RIYADH - Saudi Arabia has started selling its triple-tranche benchmark sized Islamic bonds, or sukuk, with tenors of 3, 6 and 10 years, fixed-income news service IFR reported on Tuesday.

Initial guidance has been placed around 85 basis points over U.S. Treasuries for the three-year sukuk, 100 bps over UST for the 6-year portion, and 110 bps for the 10-year tranche, said IFR.

Benchmark-sized is typically understood to mean at least $500 million. Pricing is expected on Tuesday.

The kingdom, the world's top oil exporter, is facing a projected budget deficit of 79 billion riyals this year amid lower oil revenue and increased spending to bolster non-oil growth and meet objectives of its Vision 2030 economic transformation plan.

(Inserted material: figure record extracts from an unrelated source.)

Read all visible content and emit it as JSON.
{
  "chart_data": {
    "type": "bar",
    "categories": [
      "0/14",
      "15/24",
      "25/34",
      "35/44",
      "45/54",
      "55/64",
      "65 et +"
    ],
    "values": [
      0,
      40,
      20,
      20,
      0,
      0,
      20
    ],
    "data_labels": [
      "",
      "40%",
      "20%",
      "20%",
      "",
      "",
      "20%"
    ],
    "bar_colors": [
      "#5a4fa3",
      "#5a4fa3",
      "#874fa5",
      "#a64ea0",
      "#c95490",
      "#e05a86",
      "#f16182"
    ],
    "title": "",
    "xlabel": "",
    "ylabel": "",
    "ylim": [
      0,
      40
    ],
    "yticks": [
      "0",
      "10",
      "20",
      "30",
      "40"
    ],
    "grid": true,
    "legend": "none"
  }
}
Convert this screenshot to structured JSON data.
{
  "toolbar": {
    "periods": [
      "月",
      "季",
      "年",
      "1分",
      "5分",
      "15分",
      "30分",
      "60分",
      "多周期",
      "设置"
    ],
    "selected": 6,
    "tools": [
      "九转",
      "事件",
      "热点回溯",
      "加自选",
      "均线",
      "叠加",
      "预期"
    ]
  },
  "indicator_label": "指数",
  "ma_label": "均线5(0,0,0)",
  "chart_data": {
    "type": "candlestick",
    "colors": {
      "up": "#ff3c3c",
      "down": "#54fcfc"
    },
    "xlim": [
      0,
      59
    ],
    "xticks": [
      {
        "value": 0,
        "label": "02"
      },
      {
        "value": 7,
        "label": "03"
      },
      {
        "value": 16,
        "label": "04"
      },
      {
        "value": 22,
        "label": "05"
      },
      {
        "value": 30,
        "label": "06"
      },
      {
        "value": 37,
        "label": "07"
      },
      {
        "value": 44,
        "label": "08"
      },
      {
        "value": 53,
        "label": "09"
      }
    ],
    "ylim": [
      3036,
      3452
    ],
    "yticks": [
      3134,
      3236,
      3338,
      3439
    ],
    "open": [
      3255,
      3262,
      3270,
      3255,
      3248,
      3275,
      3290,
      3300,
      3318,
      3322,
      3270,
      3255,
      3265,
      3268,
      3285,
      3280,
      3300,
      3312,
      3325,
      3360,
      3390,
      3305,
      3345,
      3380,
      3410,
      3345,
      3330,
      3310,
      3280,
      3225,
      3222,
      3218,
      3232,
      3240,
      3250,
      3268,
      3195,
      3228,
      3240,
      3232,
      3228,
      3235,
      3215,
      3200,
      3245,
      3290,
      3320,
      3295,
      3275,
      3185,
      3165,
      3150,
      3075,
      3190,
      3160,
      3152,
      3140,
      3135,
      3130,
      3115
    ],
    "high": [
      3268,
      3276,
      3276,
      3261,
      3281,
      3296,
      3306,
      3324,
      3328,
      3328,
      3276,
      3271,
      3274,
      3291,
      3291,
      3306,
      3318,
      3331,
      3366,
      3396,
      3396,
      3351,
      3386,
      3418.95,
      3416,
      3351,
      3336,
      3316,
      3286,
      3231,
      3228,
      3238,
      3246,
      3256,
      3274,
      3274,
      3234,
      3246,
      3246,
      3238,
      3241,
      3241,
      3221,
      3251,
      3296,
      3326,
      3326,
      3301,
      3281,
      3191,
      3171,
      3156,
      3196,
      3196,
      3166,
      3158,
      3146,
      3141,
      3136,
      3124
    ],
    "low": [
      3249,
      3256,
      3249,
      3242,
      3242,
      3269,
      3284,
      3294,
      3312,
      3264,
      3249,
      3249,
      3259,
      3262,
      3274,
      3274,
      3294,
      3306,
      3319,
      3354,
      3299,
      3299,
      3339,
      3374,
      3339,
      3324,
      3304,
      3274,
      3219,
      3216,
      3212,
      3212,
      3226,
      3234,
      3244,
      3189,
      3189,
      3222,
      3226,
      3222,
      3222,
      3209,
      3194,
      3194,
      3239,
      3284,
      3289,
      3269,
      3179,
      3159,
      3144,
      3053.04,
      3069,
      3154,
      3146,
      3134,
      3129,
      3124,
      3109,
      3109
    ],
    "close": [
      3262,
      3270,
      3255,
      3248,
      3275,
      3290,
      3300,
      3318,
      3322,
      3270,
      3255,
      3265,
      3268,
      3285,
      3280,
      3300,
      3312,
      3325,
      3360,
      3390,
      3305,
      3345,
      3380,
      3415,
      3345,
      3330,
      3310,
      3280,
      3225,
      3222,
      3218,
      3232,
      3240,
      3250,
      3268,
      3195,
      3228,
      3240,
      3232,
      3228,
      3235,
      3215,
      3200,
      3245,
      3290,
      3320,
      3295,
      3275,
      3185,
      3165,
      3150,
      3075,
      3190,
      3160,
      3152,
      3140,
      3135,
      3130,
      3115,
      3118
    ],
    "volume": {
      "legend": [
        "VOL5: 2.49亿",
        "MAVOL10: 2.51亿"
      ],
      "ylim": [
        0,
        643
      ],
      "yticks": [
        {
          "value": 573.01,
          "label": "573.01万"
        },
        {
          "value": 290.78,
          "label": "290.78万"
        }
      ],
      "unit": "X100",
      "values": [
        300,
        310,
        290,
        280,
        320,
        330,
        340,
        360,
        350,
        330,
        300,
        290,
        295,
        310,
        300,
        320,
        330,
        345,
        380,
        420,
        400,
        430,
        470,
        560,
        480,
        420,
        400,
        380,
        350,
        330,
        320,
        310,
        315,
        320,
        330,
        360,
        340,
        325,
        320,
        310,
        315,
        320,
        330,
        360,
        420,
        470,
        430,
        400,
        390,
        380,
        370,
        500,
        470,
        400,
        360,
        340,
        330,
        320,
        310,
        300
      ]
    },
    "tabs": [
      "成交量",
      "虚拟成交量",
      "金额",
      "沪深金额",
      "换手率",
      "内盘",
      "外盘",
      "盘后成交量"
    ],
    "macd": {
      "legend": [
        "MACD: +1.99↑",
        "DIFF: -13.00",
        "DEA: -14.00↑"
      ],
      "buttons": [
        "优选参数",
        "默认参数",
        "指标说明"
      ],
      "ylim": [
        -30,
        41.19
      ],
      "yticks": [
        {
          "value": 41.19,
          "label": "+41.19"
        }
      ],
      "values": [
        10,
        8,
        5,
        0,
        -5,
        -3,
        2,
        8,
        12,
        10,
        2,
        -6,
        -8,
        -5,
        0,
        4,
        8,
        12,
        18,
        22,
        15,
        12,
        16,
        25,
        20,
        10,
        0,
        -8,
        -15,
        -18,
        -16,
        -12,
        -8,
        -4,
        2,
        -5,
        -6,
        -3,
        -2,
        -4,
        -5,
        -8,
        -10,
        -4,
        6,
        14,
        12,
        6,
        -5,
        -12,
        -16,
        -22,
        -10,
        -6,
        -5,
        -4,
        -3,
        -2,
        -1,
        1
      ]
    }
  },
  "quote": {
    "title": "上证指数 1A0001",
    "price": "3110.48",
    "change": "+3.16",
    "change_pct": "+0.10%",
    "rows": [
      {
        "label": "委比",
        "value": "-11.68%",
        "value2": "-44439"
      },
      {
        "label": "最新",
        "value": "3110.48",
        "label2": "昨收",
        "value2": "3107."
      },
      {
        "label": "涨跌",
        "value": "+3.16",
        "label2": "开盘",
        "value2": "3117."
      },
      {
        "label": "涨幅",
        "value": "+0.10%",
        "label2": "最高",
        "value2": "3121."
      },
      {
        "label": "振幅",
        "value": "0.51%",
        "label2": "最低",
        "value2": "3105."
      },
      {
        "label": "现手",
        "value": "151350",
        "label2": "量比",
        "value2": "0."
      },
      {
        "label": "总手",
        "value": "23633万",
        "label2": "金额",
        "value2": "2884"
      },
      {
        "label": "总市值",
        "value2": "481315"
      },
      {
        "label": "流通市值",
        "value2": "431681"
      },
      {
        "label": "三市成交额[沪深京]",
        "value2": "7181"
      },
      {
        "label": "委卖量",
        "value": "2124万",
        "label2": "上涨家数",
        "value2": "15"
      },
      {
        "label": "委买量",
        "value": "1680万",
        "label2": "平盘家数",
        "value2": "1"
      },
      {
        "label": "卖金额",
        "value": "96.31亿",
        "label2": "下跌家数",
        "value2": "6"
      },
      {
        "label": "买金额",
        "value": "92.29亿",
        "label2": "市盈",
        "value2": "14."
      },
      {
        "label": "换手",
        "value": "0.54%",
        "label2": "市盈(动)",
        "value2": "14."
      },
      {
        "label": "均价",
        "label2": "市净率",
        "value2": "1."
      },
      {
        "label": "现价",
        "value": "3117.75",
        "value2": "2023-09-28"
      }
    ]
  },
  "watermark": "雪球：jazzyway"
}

On Friday, ratings agency Moody's upgraded Saudi Arabia's local and foreign currency rating to Aa1 from Aa2, citing increased predictability of the government's decision-making processes affecting the private sector.

BNP Paribas, Citi and Goldman Sachs International have been appointed as global coordinators and joint bookrunners to manage the debt sale.

Aljazira Capital, HSBC Bank, JPMorgan and Standard Chartered have been selected as the passive joint lead managers and bookrunners on the offering, IFR said.

Saudi Arabia's last bond issue in January saw the kingdom issue $12 billion of dollar-denominated bonds.